Planning a vacation is fun.
Planning a wedding is exciting.
Planning a meeting is important.
Planning for your future healthcare is critical.
Now that your income taxes are behind you,
National Healthcare Decisions Day
is a reminder to revisit your Advance Healthcare Directive or finally fill one out to assure that your wishes for end of life care are carried out when needed. This is not just for seniors or people with a terminal illness, anyone over 18 needs to have an Advance Healthcare Directive in place.
On this day a coalition of more than 100 national organizations mobilizes to talk to as many Americans as possible about getting their future healthcare wishes written down, and expressing those wishes to their loved ones and healthcare providers. That means making sure you have an advance directive, which includes a living will, describing treatment you want and don’t want, and a durable power of attorney designating the person who will speak for you until you are unable to do so for yourself.
As much as we would like to hope all will go according to plan, the circumstances of our death may be completely out of our control. An unexpected rupture, a tragic accident, a sudden heart attack, a chunk of food gets stuck in our windpipe. We are suddenly at the mercy of other people, often strangers, making life or death decisions about us. If you have talked to your doctor, and filled out and registered a POLST (Physicians Orders for Life Sustaining Treatment), it will help avoid unwanted invasive, often futile, life-saving procedures in an ambulance or emergency room.
If you haven’t shared your wishes about resuscitation, hydration, blood transfusions, antibiotics, pacemakers, stents, amputations, being kept alive on a ventilator, your family members are going to be asked to make those decisions without knowing what you really want. If you wake up, you may not like their choices. If talking about death makes you uncomfortable, search out a Death Cafe. Have tea or a pot luck dinner, and conversation about death and dying.

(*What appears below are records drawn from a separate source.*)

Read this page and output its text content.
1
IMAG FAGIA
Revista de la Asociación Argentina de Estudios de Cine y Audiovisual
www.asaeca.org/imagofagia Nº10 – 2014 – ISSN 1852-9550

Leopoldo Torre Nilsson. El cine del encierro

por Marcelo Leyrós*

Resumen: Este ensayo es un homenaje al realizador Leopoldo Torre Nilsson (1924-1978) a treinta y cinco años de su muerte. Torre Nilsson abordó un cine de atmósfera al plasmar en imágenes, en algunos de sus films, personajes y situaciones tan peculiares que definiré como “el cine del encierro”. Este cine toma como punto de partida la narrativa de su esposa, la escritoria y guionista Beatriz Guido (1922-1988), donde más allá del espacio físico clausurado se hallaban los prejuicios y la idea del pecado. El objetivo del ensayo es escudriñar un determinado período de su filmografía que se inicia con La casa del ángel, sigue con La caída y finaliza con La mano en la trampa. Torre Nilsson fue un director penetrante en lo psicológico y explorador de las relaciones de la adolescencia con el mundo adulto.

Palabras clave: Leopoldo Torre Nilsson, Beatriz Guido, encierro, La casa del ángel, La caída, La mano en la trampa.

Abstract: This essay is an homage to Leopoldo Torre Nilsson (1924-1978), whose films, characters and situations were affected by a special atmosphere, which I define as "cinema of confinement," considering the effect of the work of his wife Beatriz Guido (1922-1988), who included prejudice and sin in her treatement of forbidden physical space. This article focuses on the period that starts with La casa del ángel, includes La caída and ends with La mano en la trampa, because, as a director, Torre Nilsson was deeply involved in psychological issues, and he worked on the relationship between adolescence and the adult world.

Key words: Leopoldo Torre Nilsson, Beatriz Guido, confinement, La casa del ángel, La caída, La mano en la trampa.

Whether you want everything done or nothing done or what your limits are, if you don’t designate a healthcare representative and discuss your wishes, and fill out an advance directive ahead of any life-threatening event, you have no control over what will be done to your body while you are unconscious or what your family will be going through trying to make decisions about what you would have wanted or not wanted.
Medical personnel are well-intentioned, but well-trained to do certain medical protocols by rote. They’re not going to stop to ask whether you want to be resuscitated or kept on a ventilator for an indeterminate amount of time. If your family doesn’t know to speak up on your behalf and make your wishes known, you become a medical procedure.
Studies have shown that families who face these tragedies after having had “The Conversation” with their loved one are less traumatized after losing their loved one than those who never had any discussions about what their loved one wanted in a life or death situation.
For your sake and for your family’s peace of mind, make this April 16th the day you sit down with your family and talk about future healthcare decisions for all members.